I don’t think men like hugging other skinny men very much.
A bold claim, I know, so let me explain. I’m talking to the guys here.
As a male, if and when I hug another guy, I personally don’t enjoy hugging skinny guys. In fact, the last thing I want to feel in the midst of a friendly embrace is some dude’s rib cage. Or, if you can wrap your arms around a man, and then touch your own back…now come on, this is just plain wrong. No one likes this: it’s like hugging a telephone pole (minus the splinters, of course).
I’d much rather put my arms around some big, rotund, warm bear of a guy than a spindly, bony whisp of a man. Wouldn’t you? Come on, be honest: if you really think about it (guys), when you hug other guys, you discriminate on the basis of weight. You go for the substantial ones. It’s OK, you can admit it…I know I do. Yessir, I like ‘em large.
I think this is why no one likes hugging me. People always prefer to hug my overweight friends over me; but since I perpetuate this issue via my own hugging choices, I can’t really get too upset. Plus I’m Swedish, and we prefer not to hug anyway. Nope, only the plumpest of Swedes engage in such girly displays of affection.
But, there are certain social situations where a hug is unavoidable, like when a lot of Peruvian men are around.
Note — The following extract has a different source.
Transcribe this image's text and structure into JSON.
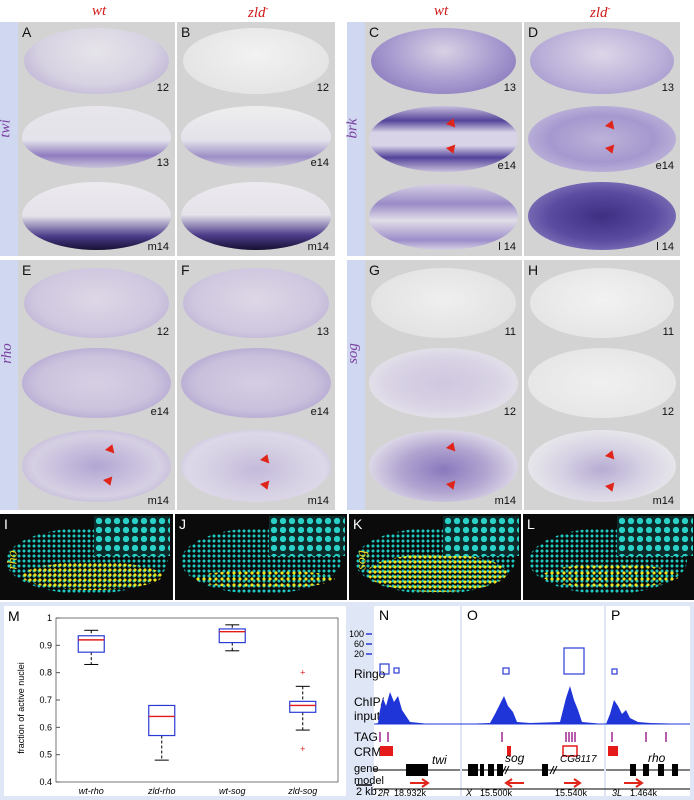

If you really must hug a skinny man but are revolted by the very idea of it, try having him stuff pillows or blankets in his shirt. This creates an illusion of girth that may help you get through the hug. Or, if no bedding is available, try getting two skinny guys to stand right next to each other, and then hug them both at the same time. While two skinny guys does not equal one portly guy, it helps.
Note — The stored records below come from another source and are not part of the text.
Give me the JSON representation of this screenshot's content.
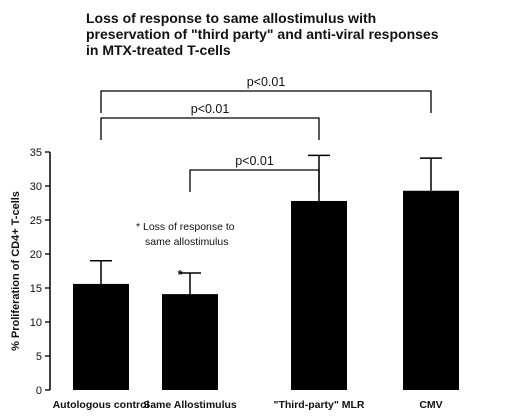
{
  "chart_data": {
    "type": "bar",
    "title_lines": [
      "Loss of response to same allostimulus with",
      "preservation of \"third party\" and anti-viral responses",
      "in MTX-treated T-cells"
    ],
    "ylabel": "% Proliferation of CD4+ T-cells",
    "xlabel": "",
    "ylim": [
      0,
      35
    ],
    "yticks": [
      0,
      5,
      10,
      15,
      20,
      25,
      30,
      35
    ],
    "categories": [
      "Autologous control",
      "Same Allostimulus",
      "\"Third-party\" MLR",
      "CMV"
    ],
    "values": [
      15.6,
      14.1,
      27.8,
      29.3
    ],
    "errors": [
      3.4,
      3.1,
      6.7,
      4.8
    ],
    "bar_color": "#000000",
    "significance": [
      {
        "from": 1,
        "to": 2,
        "label": "p<0.01"
      },
      {
        "from": 0,
        "to": 2,
        "label": "p<0.01"
      },
      {
        "from": 0,
        "to": 3,
        "label": "p<0.01"
      }
    ],
    "annotations": [
      {
        "bar": 1,
        "marker": "*"
      }
    ],
    "note": {
      "marker": "*",
      "lines": [
        "Loss of response to",
        "same  allostimulus"
      ]
    }
  }
}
If the aforementioned methods are just too big of steps to start with, try hugging an obese man while maintaining eye contact with a skinny man. You will find that—if you do this enough—you may eventually be able to associate the warm fuzziness of the fat man with the skinny man.
So you see, there are options available to you when hugging a skinny man is inevitable. You don’t need to make the poor guy feel bad by declining to hug him on the basis of his scrawniness. But, if you simply cannot bring yourself to hug your skeletal friends, try to make up an excuse, like you have to pee, or there’s a good buffet you have to get to. At least try not to make him think you won’t hug him because he doesn’t even weigh triple digits.
But most importantly, don’t beat yourself up because you’d rather hug a fat guy…millions of men every day suffer from this same complex—you’re not alone!